The problem is deep. According to a report this spring from the Partnership for a New American Economy, just 45 percent of low-income residents have access to the internet. Almost 90 percent of Hispanic and African-American residents lack it. Even among high-income households, the digital divide is stark: Just 54 percent of broadband users have access to the internet in their homes.
But the challenges are more systemic than a lack of skills training. For one thing, public investment in broadband has been, for the most part, slow to rise. Another big issue: job discrimination. In many areas, employers still use job search engines to sort applicants based on stereotypes.
Since no one should lose out on jobs just because of where they live, these practices have to stop.
Also, the share of African-Americans with a high school diploma is higher than the national average. But only 2 in 5 blacks with high school diplomas, or 20 percent, have bachelor’s degrees.
The numbers are even worse among Hispanics, who are stuck at just 11 percent. That compares with 26 percent for whites. Again, one could argue that’s part of the blame for the digital divide — but it’s also part of the reason why the gap persists.
Not only do many people don’t have skills to get jobs, they may lack the education necessary to get those jobs. For example, 28 percent of minorities between 18 and 24 have no high school diploma.

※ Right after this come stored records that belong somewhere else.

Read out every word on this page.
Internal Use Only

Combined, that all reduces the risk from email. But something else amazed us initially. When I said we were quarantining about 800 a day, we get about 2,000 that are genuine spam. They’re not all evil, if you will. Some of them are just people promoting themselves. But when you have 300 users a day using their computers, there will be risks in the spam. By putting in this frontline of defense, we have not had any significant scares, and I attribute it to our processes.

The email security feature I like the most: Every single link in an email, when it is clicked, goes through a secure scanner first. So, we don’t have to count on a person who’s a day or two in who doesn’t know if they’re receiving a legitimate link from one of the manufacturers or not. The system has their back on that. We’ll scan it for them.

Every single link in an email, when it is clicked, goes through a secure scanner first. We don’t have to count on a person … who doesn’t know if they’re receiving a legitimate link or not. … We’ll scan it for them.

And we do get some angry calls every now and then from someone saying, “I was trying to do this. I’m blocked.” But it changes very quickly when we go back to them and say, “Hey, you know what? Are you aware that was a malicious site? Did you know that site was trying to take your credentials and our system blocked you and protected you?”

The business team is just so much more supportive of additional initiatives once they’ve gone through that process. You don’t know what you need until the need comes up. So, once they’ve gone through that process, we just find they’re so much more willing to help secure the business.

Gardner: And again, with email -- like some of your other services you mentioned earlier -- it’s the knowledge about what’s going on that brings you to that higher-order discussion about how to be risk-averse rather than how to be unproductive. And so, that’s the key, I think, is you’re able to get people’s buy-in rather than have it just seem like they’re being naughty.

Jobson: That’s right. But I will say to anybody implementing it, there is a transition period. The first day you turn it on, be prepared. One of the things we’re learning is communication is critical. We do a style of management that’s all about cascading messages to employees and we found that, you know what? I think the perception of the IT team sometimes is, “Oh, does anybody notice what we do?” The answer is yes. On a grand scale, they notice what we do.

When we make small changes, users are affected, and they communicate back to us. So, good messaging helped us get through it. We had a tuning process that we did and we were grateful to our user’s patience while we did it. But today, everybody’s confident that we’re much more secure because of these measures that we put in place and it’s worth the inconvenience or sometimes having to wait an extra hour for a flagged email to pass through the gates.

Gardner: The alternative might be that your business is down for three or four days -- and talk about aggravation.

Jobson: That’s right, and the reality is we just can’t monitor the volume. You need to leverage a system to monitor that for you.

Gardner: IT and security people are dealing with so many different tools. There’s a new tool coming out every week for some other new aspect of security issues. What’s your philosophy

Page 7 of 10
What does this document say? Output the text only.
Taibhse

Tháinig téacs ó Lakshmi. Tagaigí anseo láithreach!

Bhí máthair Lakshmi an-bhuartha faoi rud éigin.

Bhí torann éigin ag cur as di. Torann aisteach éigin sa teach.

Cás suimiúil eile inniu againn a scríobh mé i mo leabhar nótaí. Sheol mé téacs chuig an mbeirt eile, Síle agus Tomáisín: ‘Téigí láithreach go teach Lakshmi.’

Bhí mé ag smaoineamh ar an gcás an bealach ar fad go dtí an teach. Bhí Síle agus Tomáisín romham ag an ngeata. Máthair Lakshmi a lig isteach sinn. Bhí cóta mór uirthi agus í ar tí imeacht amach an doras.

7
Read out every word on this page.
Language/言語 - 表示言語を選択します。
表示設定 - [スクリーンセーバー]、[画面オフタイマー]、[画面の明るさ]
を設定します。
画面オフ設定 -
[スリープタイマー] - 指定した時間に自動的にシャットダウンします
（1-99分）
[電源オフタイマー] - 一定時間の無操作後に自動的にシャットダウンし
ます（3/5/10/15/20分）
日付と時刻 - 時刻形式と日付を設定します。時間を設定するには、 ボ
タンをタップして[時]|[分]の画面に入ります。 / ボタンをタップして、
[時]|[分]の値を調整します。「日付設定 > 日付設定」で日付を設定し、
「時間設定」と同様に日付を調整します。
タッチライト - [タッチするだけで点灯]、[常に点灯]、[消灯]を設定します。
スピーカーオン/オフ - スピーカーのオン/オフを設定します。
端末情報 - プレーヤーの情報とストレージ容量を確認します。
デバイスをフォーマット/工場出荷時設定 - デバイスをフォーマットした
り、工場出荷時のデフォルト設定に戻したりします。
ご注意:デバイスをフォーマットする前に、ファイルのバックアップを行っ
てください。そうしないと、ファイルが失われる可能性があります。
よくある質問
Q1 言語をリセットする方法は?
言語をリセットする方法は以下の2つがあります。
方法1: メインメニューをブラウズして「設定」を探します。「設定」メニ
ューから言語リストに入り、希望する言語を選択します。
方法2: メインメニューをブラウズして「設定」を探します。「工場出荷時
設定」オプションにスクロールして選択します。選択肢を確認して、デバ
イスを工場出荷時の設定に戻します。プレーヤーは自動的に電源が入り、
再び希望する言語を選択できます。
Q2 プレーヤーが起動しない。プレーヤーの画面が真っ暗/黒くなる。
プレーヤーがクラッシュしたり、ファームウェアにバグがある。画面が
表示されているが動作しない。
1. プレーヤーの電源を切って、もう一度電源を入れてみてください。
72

This isn’t the first time digital training has been a priority for African-Americans. After Barack Obama was elected, the president launched the Connect Home program. It targeted low-income areas that didn’t have broadband. The aim was to spur higher digital access by improving connectivity and creating a network of public works projects — which set aside these neighborhoods for particular purposes, such as connecting schools or libraries.
The project managed to get some progress, but the plan remains underfunded and underfunded. As I’ve written before, efforts like this should go national — or else America could find itself locked in a never-ending argument over which communities get connected.